SiFive - January 13, 2020

Part 1: Fast Access to Accelerators: Enabling Optimized Data Transfer with RISC-V

This is the first in a series of blogs about Domain-specific accelerators (DSAs), which are becoming increasingly common in systems-on-chip (SoCs). A DSA provides higher performance per watt than a general-purpose processor by optimizing the specialized function it implements. Examples of DSAs include compression/decompression units, random number generators and network packet processors. A DSA is typically connected to the core complex using a standard IO interconnect, such as an AXI bus.

IO Caching Slide

Unfortunately, data transfers between DSAs and the core complex, which are often critical, can be inefficient in traditional SoCs. Figure 1 shows that the datapath between a DSA and core complex in a traditional SoC traverses multiple interconnects and bridges. This increases the latency between the cores and a DSA to 100s of cycles. Consequently, this makes it difficult to have fine-grain interaction between cores and a DSA.

RISC-V offers a unique opportunity to optimize such fine-grain communication between cores and DSAs. For example, as Figure 2 shows, a DSA can export a per-core DSA cache sitting next to a RISC-V core. The RISC-V core can poll status changes out of the DSA cache, thereby reducing the latency of interaction between the core and DSA to tens of cycles. The DSA can update status changes in the DSA cache through a sideband network. Others [1, 2] have argued for similar mechanisms.

The DSA cache can further improve core-DSA interaction performance by prefetching data from the DSA and merging small IO writes into bigger chunks.
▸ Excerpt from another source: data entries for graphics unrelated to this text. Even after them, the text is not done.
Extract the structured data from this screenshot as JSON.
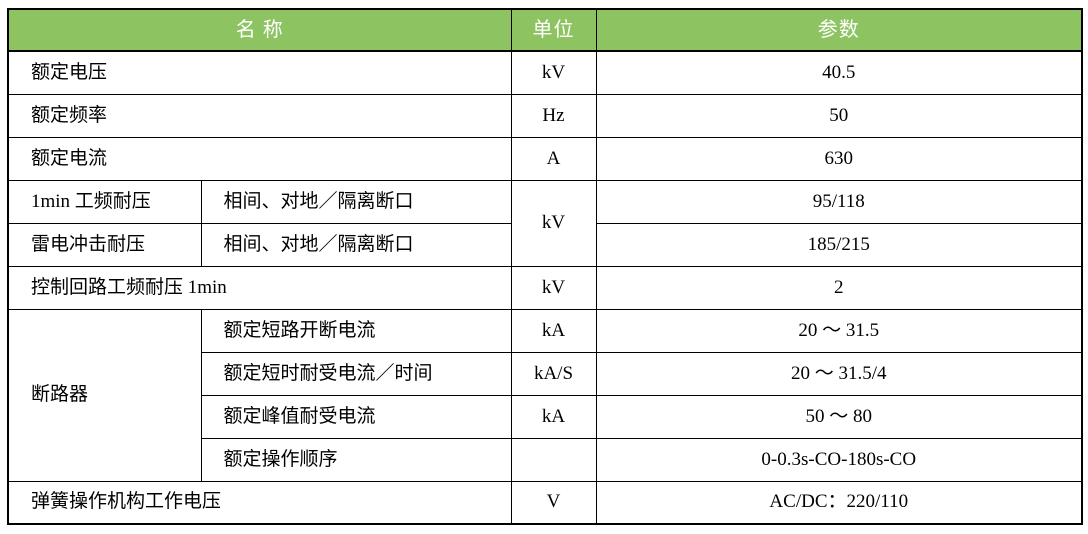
{
  "colors": {
    "header_bg": "#8dc461",
    "header_text": "#ffffff",
    "border": "#000000"
  },
  "table": {
    "header": {
      "name": "名  称",
      "unit": "单位",
      "param": "参数"
    },
    "rows": {
      "rated_voltage": {
        "name": "额定电压",
        "unit": "kV",
        "value": "40.5"
      },
      "rated_frequency": {
        "name": "额定频率",
        "unit": "Hz",
        "value": "50"
      },
      "rated_current": {
        "name": "额定电流",
        "unit": "A",
        "value": "630"
      },
      "power_freq_withstand": {
        "name": "1min 工频耐压",
        "sub": "相间、对地／隔离断口",
        "unit": "kV",
        "value": "95/118"
      },
      "lightning_impulse": {
        "name": "雷电冲击耐压",
        "sub": "相间、对地／隔离断口",
        "value": "185/215"
      },
      "control_circuit": {
        "name": "控制回路工频耐压 1min",
        "unit": "kV",
        "value": "2"
      },
      "breaker_group": {
        "name": "断路器"
      },
      "breaking_current": {
        "sub": "额定短路开断电流",
        "unit": "kA",
        "value": "20 ～ 31.5"
      },
      "short_time_current": {
        "sub": "额定短时耐受电流／时间",
        "unit": "kA/S",
        "value": "20 ～ 31.5/4"
      },
      "peak_current": {
        "sub": "额定峰值耐受电流",
        "unit": "kA",
        "value": "50 ～ 80"
      },
      "operation_sequence": {
        "sub": "额定操作顺序",
        "unit": "",
        "value": "0-0.3s-CO-180s-CO"
      },
      "spring_mechanism": {
        "name": "弹簧操作机构工作电压",
        "unit": "V",
        "value": "AC/DC：220/110"
      }
    }
  }
}
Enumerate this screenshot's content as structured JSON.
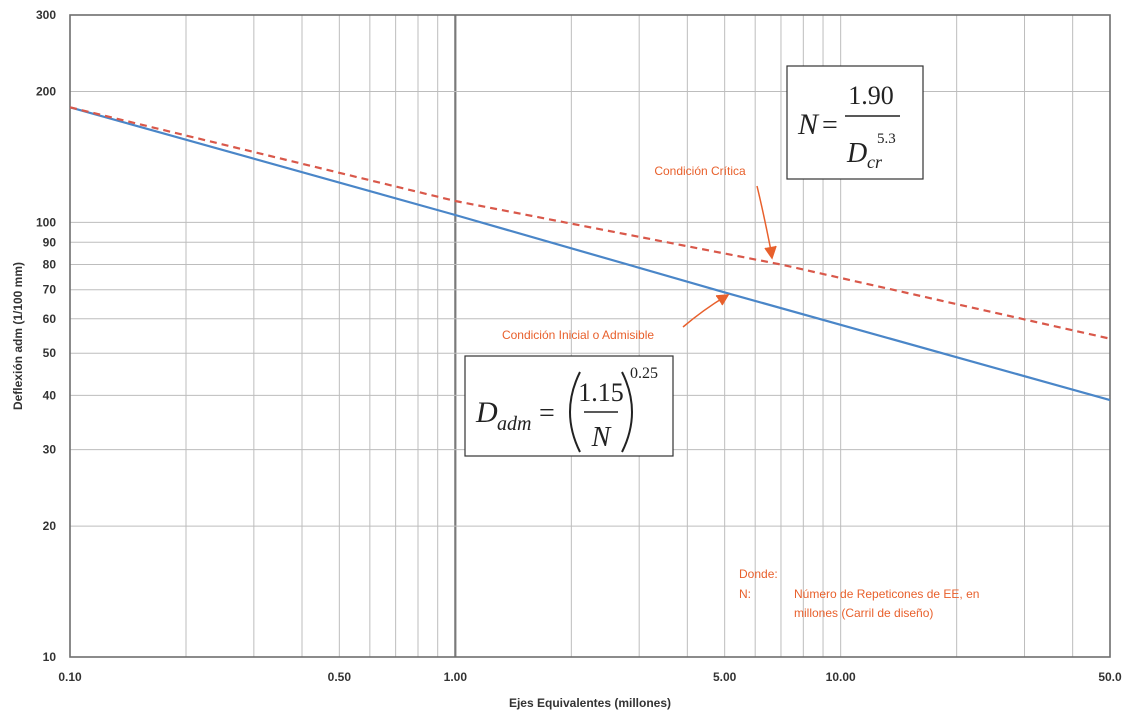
{
  "chart_data": {
    "type": "line",
    "xlabel": "Ejes Equivalentes (millones)",
    "ylabel": "Deflexión adm (1/100 mm)",
    "x_scale": "log",
    "y_scale": "log",
    "xlim": [
      0.1,
      50
    ],
    "ylim": [
      10,
      300
    ],
    "grid": true,
    "x_tick_labels": [
      {
        "value": 0.1,
        "label": "0.10"
      },
      {
        "value": 0.5,
        "label": "0.50"
      },
      {
        "value": 1,
        "label": "1.00"
      },
      {
        "value": 5,
        "label": "5.00"
      },
      {
        "value": 10,
        "label": "10.00"
      },
      {
        "value": 50,
        "label": "50.0"
      }
    ],
    "y_tick_labels": [
      {
        "value": 10,
        "label": "10"
      },
      {
        "value": 20,
        "label": "20"
      },
      {
        "value": 30,
        "label": "30"
      },
      {
        "value": 40,
        "label": "40"
      },
      {
        "value": 50,
        "label": "50"
      },
      {
        "value": 60,
        "label": "60"
      },
      {
        "value": 70,
        "label": "70"
      },
      {
        "value": 80,
        "label": "80"
      },
      {
        "value": 90,
        "label": "90"
      },
      {
        "value": 100,
        "label": "100"
      },
      {
        "value": 200,
        "label": "200"
      },
      {
        "value": 300,
        "label": "300"
      }
    ],
    "series": [
      {
        "name": "Condición Inicial o Admisible",
        "color": "#4a86c8",
        "style": "solid",
        "x": [
          0.1,
          1,
          5,
          50
        ],
        "y": [
          184,
          104,
          69,
          39
        ]
      },
      {
        "name": "Condición Crítica",
        "color": "#d9584a",
        "style": "dashed",
        "x": [
          0.1,
          1,
          7,
          50
        ],
        "y": [
          184,
          112,
          80,
          54
        ]
      }
    ],
    "annotations": {
      "critica_label": "Condición Crítica",
      "inicial_label": "Condición Inicial o Admisible",
      "donde_title": "Donde:",
      "donde_symbol": "N:",
      "donde_line1": "Número de Repeticones de EE, en",
      "donde_line2": "millones (Carril de diseño)"
    },
    "formulas": {
      "critica": {
        "lhs": "N",
        "eq": "=",
        "num": "1.90",
        "den": "D",
        "den_sub": "cr",
        "den_exp": "5.3"
      },
      "admisible": {
        "lhs": "D",
        "lhs_sub": "adm",
        "eq": "=",
        "num": "1.15",
        "den": "N",
        "exp": "0.25"
      }
    }
  }
}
A RISC-V core could even integrate some of these mechanisms within the core pipeline, if one were to design a custom RISC-V core.

[1] J. Mcalpin, "Notes on Cached Access to Memory-Mapped IO Regions",

[2] Mukherjee, et al., "Coherent Network Interfaces for Fine-Grain Communication," Proceedings of the 23rd Annual International Symposium on Computer Architecture, May 1996.